Dei libri dell'anno 19: Via Katalin
In questa estate strana, e non
solo dal punto di vista climatico, non sono stata molto attiva. Il mio lavoro
all’uncinetto langue (anche se una tendina è finita), di ricamo neanche l’ombra
e tutto il tempo è stato occupato dalla preparazione dei cadeaux per i 18 anni
dell’Erede che si avvicinano.
Anche di libri ne ho letti pochi perché,
come detto qui, è mancata la tranquillità in spiaggia e anche a casa la
gestione è stata più asfissiante del solito.
Pochi libri, ma buoni. A parte i
miei gialli, ho continuato con la lettura della Szabò.
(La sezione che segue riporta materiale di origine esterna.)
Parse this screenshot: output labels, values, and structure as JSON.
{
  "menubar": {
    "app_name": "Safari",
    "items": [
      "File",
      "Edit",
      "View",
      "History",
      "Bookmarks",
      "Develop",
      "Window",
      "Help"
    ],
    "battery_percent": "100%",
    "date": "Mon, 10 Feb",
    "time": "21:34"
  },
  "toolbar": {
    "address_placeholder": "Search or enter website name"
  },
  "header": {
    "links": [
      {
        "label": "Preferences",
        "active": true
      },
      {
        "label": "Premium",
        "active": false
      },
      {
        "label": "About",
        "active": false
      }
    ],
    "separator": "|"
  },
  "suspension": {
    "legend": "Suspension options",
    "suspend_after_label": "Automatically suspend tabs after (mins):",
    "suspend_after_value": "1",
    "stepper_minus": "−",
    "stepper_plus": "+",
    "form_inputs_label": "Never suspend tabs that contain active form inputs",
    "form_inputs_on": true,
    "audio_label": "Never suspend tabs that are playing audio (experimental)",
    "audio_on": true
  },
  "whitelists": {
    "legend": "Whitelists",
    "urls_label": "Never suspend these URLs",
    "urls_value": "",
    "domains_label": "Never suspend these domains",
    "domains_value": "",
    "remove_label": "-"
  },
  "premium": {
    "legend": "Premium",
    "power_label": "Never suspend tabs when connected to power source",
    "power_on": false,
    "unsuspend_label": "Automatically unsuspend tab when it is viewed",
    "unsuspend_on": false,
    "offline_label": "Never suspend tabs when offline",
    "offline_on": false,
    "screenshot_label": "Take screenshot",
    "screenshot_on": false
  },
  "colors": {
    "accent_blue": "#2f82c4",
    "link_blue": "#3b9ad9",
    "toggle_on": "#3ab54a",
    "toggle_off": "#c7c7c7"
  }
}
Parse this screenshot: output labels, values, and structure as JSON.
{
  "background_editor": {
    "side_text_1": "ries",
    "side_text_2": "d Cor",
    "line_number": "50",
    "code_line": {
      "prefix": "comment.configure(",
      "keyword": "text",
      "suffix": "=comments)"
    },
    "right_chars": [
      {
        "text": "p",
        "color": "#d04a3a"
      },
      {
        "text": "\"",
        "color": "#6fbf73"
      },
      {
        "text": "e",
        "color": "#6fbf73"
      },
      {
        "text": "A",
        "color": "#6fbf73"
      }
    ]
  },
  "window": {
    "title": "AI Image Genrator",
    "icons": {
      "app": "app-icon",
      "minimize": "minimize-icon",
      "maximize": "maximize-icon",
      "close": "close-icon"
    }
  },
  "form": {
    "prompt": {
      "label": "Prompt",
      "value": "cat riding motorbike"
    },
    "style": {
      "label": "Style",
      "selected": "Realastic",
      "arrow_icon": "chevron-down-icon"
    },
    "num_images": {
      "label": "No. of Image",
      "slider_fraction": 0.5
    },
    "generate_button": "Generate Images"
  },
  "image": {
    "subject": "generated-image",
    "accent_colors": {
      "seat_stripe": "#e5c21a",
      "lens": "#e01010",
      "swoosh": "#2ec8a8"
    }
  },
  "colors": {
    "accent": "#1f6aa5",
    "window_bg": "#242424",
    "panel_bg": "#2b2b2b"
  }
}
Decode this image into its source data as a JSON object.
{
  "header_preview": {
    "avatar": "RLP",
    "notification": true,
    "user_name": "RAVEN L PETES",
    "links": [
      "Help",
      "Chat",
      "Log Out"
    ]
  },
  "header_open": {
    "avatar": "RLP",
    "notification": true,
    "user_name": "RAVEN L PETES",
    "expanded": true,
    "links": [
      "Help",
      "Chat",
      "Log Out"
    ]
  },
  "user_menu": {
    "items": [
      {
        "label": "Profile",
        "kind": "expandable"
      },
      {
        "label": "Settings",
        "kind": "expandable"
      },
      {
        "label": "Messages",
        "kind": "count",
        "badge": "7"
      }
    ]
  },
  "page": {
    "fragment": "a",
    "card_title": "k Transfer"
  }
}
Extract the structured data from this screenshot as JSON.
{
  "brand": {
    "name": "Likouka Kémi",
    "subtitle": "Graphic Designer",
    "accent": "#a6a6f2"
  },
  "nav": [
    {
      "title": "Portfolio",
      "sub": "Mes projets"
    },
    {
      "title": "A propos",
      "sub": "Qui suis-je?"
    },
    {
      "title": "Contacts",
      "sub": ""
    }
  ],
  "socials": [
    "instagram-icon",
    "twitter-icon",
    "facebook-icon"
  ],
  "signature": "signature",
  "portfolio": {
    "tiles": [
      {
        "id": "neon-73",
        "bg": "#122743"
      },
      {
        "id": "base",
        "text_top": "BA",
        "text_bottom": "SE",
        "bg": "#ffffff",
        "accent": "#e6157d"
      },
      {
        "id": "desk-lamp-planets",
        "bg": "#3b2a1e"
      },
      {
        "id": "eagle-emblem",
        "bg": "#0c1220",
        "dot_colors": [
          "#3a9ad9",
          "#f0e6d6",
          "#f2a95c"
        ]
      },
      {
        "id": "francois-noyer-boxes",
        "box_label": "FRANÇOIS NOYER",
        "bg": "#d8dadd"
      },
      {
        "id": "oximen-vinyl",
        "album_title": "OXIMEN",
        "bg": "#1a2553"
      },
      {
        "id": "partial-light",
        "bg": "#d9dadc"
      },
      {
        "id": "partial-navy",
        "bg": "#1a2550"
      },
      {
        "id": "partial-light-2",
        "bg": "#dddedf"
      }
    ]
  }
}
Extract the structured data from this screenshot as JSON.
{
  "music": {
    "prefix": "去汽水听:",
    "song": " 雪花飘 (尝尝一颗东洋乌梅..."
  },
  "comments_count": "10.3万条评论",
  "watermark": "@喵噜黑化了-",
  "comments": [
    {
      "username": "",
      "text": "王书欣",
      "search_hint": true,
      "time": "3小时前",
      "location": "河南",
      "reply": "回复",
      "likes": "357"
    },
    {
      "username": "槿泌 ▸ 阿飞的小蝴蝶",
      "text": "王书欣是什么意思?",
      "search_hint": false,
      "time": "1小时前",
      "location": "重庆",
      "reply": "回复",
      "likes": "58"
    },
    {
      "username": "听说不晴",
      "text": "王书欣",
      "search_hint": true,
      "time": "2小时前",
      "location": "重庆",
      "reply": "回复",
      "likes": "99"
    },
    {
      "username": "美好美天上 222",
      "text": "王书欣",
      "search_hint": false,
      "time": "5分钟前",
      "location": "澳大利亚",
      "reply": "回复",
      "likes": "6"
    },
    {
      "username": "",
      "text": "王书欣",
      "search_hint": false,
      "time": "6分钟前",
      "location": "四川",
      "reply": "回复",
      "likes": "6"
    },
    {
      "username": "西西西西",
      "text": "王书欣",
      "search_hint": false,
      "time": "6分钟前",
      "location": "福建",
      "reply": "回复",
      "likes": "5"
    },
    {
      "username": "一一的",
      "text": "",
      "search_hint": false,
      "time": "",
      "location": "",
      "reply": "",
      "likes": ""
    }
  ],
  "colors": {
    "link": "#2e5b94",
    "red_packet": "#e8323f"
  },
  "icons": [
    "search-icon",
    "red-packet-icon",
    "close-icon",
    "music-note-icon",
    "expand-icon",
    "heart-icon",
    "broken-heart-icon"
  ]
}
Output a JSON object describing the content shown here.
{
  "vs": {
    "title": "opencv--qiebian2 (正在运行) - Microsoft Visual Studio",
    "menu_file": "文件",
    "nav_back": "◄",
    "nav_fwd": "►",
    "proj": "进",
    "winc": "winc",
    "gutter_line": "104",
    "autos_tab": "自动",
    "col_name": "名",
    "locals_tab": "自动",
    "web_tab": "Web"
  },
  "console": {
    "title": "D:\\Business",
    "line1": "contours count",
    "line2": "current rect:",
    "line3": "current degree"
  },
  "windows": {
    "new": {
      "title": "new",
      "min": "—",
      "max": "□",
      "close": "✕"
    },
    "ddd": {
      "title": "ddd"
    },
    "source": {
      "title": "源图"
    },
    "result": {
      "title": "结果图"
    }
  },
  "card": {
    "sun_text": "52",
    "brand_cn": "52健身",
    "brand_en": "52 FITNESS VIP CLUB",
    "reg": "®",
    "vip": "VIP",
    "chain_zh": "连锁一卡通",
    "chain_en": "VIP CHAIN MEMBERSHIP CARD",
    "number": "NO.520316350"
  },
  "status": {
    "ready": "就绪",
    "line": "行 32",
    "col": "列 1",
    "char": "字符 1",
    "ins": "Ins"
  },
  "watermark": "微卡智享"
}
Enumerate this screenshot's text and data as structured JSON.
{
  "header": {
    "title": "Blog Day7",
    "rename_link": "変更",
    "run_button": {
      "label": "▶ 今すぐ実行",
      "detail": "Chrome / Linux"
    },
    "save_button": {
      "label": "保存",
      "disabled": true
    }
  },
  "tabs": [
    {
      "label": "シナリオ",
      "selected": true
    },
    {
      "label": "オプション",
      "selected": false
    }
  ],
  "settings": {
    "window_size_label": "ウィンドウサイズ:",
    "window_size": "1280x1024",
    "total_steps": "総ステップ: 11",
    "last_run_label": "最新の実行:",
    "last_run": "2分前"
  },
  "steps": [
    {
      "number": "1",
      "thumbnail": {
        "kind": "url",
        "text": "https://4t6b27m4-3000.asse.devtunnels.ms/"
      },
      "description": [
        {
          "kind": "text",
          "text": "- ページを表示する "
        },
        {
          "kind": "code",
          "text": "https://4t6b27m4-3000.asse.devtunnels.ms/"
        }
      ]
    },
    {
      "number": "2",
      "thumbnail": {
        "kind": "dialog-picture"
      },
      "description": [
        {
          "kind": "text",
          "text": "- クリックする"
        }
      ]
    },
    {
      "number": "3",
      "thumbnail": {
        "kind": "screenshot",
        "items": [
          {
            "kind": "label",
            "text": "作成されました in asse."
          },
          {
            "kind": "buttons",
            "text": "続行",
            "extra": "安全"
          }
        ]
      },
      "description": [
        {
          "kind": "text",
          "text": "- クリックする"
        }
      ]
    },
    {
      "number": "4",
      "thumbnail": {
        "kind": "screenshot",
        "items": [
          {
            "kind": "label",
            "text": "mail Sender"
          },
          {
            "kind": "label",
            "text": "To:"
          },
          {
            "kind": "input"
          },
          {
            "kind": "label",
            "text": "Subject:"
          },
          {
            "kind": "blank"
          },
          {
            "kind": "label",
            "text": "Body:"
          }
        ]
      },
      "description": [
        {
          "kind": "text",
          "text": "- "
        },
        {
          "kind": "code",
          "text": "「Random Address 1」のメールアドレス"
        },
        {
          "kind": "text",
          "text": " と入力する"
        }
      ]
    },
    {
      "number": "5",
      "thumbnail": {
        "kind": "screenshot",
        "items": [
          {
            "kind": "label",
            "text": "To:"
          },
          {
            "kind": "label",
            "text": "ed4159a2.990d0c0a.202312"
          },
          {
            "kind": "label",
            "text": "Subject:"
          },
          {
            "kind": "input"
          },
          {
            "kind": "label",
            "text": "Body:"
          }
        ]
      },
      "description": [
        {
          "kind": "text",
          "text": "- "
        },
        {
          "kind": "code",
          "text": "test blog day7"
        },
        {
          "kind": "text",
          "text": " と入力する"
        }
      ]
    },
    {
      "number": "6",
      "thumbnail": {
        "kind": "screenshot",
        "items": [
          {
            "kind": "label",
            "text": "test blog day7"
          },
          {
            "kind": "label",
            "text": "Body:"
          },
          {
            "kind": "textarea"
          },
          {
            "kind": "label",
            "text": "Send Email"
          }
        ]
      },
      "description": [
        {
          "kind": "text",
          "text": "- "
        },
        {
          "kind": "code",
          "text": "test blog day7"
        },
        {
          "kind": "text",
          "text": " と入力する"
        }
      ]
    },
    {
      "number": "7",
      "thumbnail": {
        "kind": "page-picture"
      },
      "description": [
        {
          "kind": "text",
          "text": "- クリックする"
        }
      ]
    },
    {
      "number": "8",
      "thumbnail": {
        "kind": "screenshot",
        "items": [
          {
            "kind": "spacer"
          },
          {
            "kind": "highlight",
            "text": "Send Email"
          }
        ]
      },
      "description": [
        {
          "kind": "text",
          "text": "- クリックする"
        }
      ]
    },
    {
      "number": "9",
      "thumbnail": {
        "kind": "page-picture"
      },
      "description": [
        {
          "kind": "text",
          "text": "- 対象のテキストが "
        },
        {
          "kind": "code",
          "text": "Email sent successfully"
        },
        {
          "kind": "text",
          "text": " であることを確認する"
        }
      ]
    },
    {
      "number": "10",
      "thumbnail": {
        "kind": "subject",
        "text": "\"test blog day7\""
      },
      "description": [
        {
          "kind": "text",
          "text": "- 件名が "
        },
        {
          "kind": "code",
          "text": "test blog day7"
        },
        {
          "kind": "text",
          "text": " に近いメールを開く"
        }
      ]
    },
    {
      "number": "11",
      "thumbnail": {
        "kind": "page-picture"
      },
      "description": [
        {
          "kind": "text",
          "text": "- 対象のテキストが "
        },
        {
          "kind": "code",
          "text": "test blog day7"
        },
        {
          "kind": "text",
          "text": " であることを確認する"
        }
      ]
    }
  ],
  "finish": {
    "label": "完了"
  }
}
Via Katalin è il quarto romanzo di questa scrittice di cui parlo in questo appuntamento del Venerdì del Libro (gli altri qui, qui e qui), e ancora oggi mi devo ripetere sulla sua grandezza, sulla sua potenza espressiva e sulla profondità della sua riflessione.
Via Katalin è un romanzo corale, in cui i protagonisti sono
tanti e la narrazione è quasi sempre mediata dal punto di vista di ognuno di
loro. Questo fa sì che, soprattutto nelle prime pagine, si resti un po’
disorientati e si faccia fatica ad individuare il filo del discorso.
E’ la storia di tre famiglie, che abitano, appunto, in via
Katalin, con quattro bambini, Irén, Blanka, Henriett e Bàlint che crescono
negli anni che vanno dal 1934 alla fine degli anni ’60. Le loro vicende si
intrecciano con quelle più o meno tragiche dell’Ungheria di quegli anni, ma il
romanzo, lungi dall’essere una riflessione storico-politica è un’analisi,
dolorosa e bellissima, sul tema del ricordo, sulle illusioni della gioventù
destinate a cadere “all’apparir del vero” e sulla difficoltà di crescere e
diventare uomini e donne.
Irén è la bambina, poi ragazza, poi donna perfetta (un po’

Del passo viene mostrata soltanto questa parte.